Studies suggest that risk-based screening – which provides individuals with their estimated colorectal cancer (CRC) risk alongside clear recommendations – can guide participants toward appropriate screening tests while maintaining overall participation rates. Navigation for colonoscopy may also be an effective way to improve CRC screening. However, organized screening programs remain reluctant to adopt interventions developed abroad because of limited data on cost-effectiveness and needed resources.  
This study is a secondary objective of PRESENT-CRC, a 3-arm RCT conducted in five Swiss cantons and aiming to evaluate the effectiveness of risk-based CRC screening (ISRCTN10525659). Participants randomized in the intervention arm will receive personalized CRC risk assessment and screening recommendations: a fecal immunochemical test (FIT) will be recommended for participants with a 0-3.9% risk and colonoscopy will be recommended for participants with a risk of 4% or higher (calculated with QCancer-colorectal 15-year risk calculator). Half of the intervention group participants at higher risk will receive navigation, the other half will receive risk-based recommendations alone.

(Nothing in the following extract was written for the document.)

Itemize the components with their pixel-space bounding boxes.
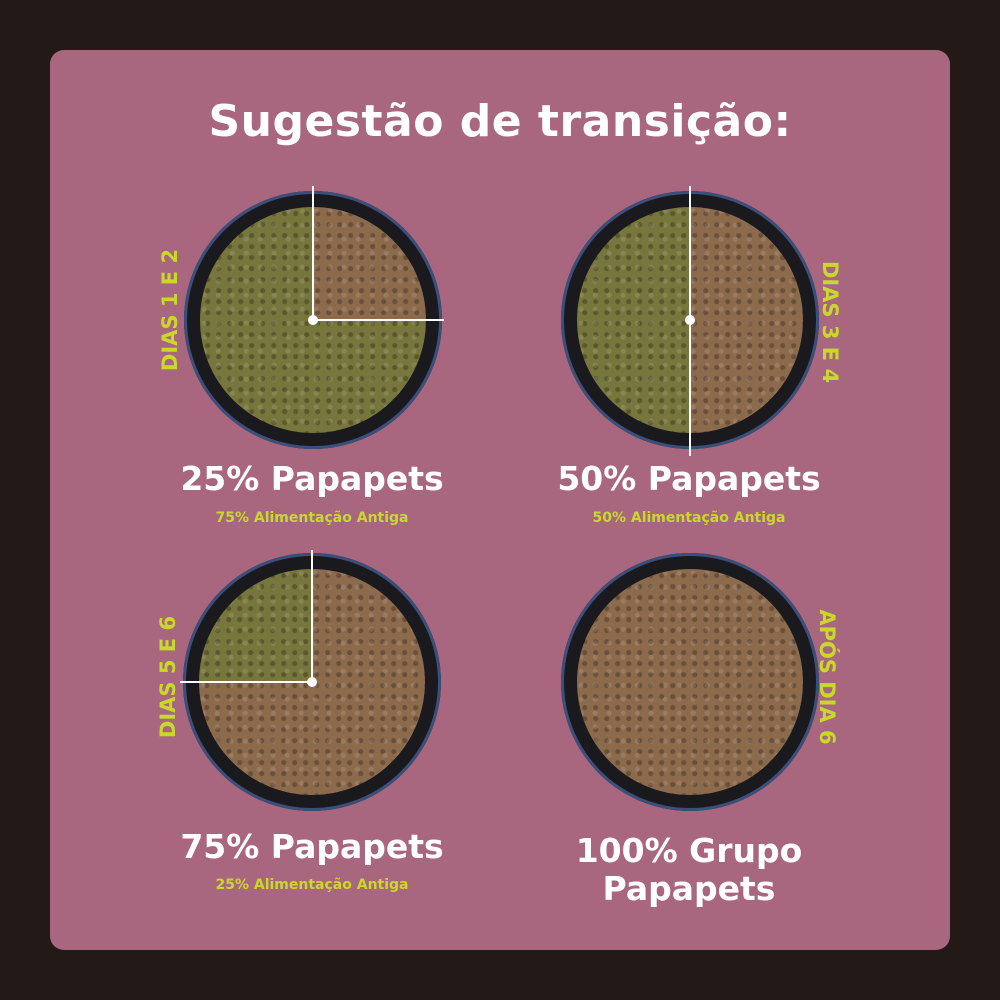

Objectives: Our primary objective is to assess whether patient navigation increases colonoscopy uptake among higher-risk participants 1-year post-randomization, compared with higher-risk participants who are not offered navigation.  We also aim to explore barriers to colonoscopy; to estimate the cost-effectiveness of navigation; and to identify the most practical methods of reaching participants (telephone, email or text messages).

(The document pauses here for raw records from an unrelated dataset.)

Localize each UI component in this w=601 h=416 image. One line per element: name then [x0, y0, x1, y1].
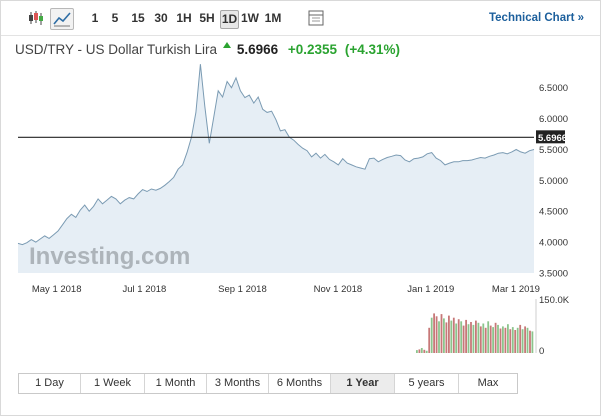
price-line: [17, 64, 535, 246]
volume-bar: [489, 325, 492, 353]
price-tick-label: 6.5000: [539, 83, 568, 94]
volume-bar: [499, 328, 502, 353]
volume-bar: [472, 324, 475, 353]
calendar-icon[interactable]: [305, 8, 327, 28]
volume-bar: [484, 327, 487, 353]
interval-1m[interactable]: 1M: [264, 11, 282, 25]
volume-bar: [529, 330, 531, 353]
interval-5[interactable]: 5: [111, 11, 119, 25]
range-tab-5-years[interactable]: 5 years: [395, 374, 459, 393]
price-tick-label: 3.5000: [539, 269, 568, 280]
date-tick-label: Sep 1 2018: [218, 284, 267, 295]
range-tab-1-year[interactable]: 1 Year: [331, 374, 395, 393]
volume-bar: [450, 320, 453, 353]
price-chart[interactable]: Investing.com 5.6966 150.0K 0 6.5000 6.0000…: [1, 59, 600, 371]
chart-toolbar: 1 5 15 30 1H 5H 1D 1W 1M Technical Chart »: [1, 1, 600, 36]
interval-5h[interactable]: 5H: [199, 11, 215, 25]
volume-tick-label: 0: [539, 346, 544, 357]
volume-bar: [420, 348, 423, 353]
instrument-name: USD/TRY - US Dollar Turkish Lira: [15, 42, 218, 57]
date-tick-label: Nov 1 2018: [314, 284, 363, 295]
volume-bar: [445, 322, 448, 353]
volume-bar: [465, 319, 467, 353]
date-tick-label: Jul 1 2018: [122, 284, 166, 295]
arrow-up-icon: [223, 42, 232, 48]
interval-1w[interactable]: 1W: [241, 11, 259, 25]
price-tick-label: 6.0000: [539, 114, 568, 125]
range-tab-6-months[interactable]: 6 Months: [269, 374, 331, 393]
range-tab-max[interactable]: Max: [459, 374, 517, 393]
volume-bar: [470, 322, 472, 353]
volume-bar: [418, 349, 421, 353]
volume-bar: [509, 329, 512, 353]
volume-bar: [433, 313, 435, 353]
volume-bar: [443, 318, 445, 353]
volume-bar: [455, 323, 458, 353]
volume-bar: [457, 319, 460, 353]
volume-bar: [482, 323, 485, 353]
volume-bar: [531, 331, 534, 353]
instrument-header: USD/TRY - US Dollar Turkish Lira 5.6966 …: [15, 42, 400, 57]
volume-bar: [475, 320, 477, 353]
interval-1[interactable]: 1: [91, 11, 99, 25]
area-chart-icon[interactable]: [50, 8, 74, 30]
volume-bar: [487, 321, 490, 353]
current-price-label: 5.6966: [538, 133, 567, 144]
price-tick-label: 5.5000: [539, 145, 568, 156]
volume-tick-label: 150.0K: [539, 295, 570, 306]
volume-bar: [526, 327, 529, 353]
price-tick-label: 5.0000: [539, 176, 568, 187]
volume-bar: [416, 350, 418, 353]
volume-bar: [497, 324, 499, 353]
watermark-logo: Investing.com: [29, 243, 190, 270]
volume-bar: [521, 329, 524, 353]
volume-bar: [502, 326, 504, 353]
last-price: 5.6966: [236, 42, 279, 57]
interval-15[interactable]: 15: [131, 11, 145, 25]
range-tab-3-months[interactable]: 3 Months: [207, 374, 269, 393]
volume-bar: [507, 324, 509, 353]
volume-bar: [494, 322, 497, 353]
volume-bar: [452, 317, 455, 353]
range-tab-1-month[interactable]: 1 Month: [145, 374, 207, 393]
volume-bar: [425, 350, 428, 353]
price-tick-label: 4.5000: [539, 207, 568, 218]
volume-bar: [438, 321, 440, 353]
volume-bar: [460, 321, 463, 353]
technical-chart-link[interactable]: Technical Chart »: [488, 12, 584, 24]
date-tick-label: May 1 2018: [32, 284, 82, 295]
price-tick-label: 4.0000: [539, 238, 568, 249]
volume-bar: [504, 327, 507, 353]
date-tick-label: Jan 1 2019: [407, 284, 454, 295]
volume-bar: [524, 326, 526, 353]
volume-bar: [423, 349, 426, 353]
volume-bar: [477, 322, 480, 353]
interval-30[interactable]: 30: [154, 11, 168, 25]
volume-bar: [519, 324, 522, 353]
volume-bar: [462, 325, 465, 353]
range-tab-1-week[interactable]: 1 Week: [81, 374, 145, 393]
volume-bar: [514, 330, 517, 353]
time-range-tabs: 1 Day 1 Week 1 Month 3 Months 6 Months 1 Year…: [18, 373, 518, 394]
volume-bar: [430, 317, 433, 353]
volume-bar: [435, 316, 438, 353]
volume-bar: [428, 327, 431, 353]
date-tick-label: Mar 1 2019: [492, 284, 540, 295]
price-change: +0.2355: [287, 42, 338, 57]
price-change-pct: (+4.31%): [344, 42, 400, 57]
volume-bar: [440, 314, 443, 353]
volume-bar: [492, 327, 494, 353]
interval-1d[interactable]: 1D: [220, 10, 239, 29]
current-price-badge: [536, 130, 565, 144]
volume-bar: [448, 315, 450, 353]
volume-bar: [511, 327, 514, 353]
volume-bar: [479, 326, 482, 353]
volume-bar: [516, 327, 519, 353]
interval-1h[interactable]: 1H: [176, 11, 192, 25]
volume-bar: [467, 324, 470, 353]
price-area: [18, 64, 534, 273]
candlestick-icon[interactable]: [25, 8, 47, 28]
range-tab-1-day[interactable]: 1 Day: [19, 374, 81, 393]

Methods: Our navigation guide is based on the New Hampshire Colorectal Cancer Screening Program (NHCRCSP) Patient Navigation model and focuses on patient engagement, CRC screening education, and barrier assessment (the NHCRCSP topic 1). We conducted semi-structured interviews with participating screening programs to assess the feasibility and acceptability of our approach. Navigators will be employees of the screening programs who will complete a half-day training session on the navigation guide provided by the research team.
Study participants will include PRESENT-CRC trial participants aged between 50 to 74 years eligible for CRC screening and classified as higher risk. Participants who have not completed a colonoscopy within four months after the trial intervention will be contacted by the navigators via phone calls, text messages and emails. Each participant will be offered a brief 10-to-20-minutes interview.

Expected results: We expect to have 80% power to detect a 10% increase in colonoscopy completion (RR 1.26) in higher-risk participants who are offered navigation compared with higher-participants who are not. We also expect that navigation will increase costs and quality-adjusted life-years (QALY’s) gained as compared to risk-based screening recommendations alone, with an acceptable incremental cost-effectiveness ratio (ICER).

Conclusion/Implications:  Navigation targeted at higher-risk participants represents a powerful lever for organized screening programs to improve colorectal cancer screening uptake and achieve direct health benefits.